Шрифт:
Интервал:
Закладка:
- Я должен убить эту сопливую деваху?
- Да. Если тебе это интересно.
- Ещё как! Что я должен делать?
- Мы вместе. Ты и я. Ты моя сущность. Я играю, и она лишняя теперь фигура. Я делаю следующий ход. Я - Тапробан!
- А конкретнее! – не выдержал Губа столь возвышенной патетики.
- Дождись её дежурства под утро. Она будет дежурить последней.
- А-а, понял! – восхищённо улыбнулся сам себе будущий убийца. – Я её задушу.
- Ты – Тапробан, как и я.
Фотограф в предвкушении облизнул пересохшие от возбуждения губы. Сейчас он стоял и смотрел на не очень-то далёкий от него костёр. Повинуясь голосу, он приблизился на пару десятков метров, стараясь не шуметь, и осторожно выбрал позицию для будущего нападения. Скорее всего, девка, сменив напарника, усядется на этом же месте, и когда тот, уставший снова заснёт, он, фотограф, начнёт действовать. Так учил его Гроссмейстер. Легко представить, в сколь приятном расположении духа он сейчас находился.
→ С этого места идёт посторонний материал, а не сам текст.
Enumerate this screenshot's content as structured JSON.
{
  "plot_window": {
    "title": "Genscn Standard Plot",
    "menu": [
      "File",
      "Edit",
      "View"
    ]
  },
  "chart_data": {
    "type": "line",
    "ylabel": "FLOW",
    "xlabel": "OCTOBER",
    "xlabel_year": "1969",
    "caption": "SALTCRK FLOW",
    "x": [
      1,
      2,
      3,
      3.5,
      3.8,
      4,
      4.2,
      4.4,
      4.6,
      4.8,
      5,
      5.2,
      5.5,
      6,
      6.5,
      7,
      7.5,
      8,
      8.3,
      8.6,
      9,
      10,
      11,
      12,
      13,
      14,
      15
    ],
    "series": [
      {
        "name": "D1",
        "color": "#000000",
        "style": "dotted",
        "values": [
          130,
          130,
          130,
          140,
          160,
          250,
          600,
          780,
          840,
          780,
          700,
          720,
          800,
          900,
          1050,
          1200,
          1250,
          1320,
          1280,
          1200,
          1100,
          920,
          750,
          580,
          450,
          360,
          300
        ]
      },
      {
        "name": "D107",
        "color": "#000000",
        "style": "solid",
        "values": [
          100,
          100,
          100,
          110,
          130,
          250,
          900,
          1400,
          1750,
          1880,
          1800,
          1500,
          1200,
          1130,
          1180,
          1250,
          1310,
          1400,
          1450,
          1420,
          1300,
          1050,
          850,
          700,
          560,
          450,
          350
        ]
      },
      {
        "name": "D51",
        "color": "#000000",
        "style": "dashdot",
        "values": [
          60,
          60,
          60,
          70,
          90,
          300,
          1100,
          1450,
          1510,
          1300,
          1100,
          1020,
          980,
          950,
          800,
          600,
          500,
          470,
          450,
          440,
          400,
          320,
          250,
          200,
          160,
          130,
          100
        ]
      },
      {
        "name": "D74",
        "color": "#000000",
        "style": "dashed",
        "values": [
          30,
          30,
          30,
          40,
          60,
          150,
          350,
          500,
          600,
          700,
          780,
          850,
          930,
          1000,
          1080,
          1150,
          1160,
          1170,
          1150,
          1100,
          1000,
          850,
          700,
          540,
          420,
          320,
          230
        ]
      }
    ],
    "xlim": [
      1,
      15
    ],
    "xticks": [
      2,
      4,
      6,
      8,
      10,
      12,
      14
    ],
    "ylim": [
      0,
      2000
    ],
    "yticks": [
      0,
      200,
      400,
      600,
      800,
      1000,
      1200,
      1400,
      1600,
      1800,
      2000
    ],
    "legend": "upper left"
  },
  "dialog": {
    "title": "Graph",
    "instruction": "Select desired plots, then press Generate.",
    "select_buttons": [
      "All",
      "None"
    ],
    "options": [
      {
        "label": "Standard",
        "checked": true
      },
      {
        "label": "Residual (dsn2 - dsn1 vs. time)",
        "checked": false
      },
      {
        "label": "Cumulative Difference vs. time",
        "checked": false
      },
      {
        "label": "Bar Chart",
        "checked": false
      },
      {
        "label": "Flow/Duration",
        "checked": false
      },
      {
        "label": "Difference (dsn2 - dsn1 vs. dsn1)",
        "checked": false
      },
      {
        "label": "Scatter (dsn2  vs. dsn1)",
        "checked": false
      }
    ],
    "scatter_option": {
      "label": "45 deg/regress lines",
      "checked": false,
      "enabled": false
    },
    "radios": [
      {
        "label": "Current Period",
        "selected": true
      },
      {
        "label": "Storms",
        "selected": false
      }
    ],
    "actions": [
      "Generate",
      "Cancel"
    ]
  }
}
Так и произошло. Спустя час или около того, юнец наклонился к подруге и осторожно разбудил её. Губа видел, как он перед этим уже клевал носом и не мог бороться с сонливой усталостью, накопившейся за последние дни.
Фотограф терпеливо ждал. Он совершенно утратил всякое чувство времени, поглощённый лишь мыслями о неминуемой мести.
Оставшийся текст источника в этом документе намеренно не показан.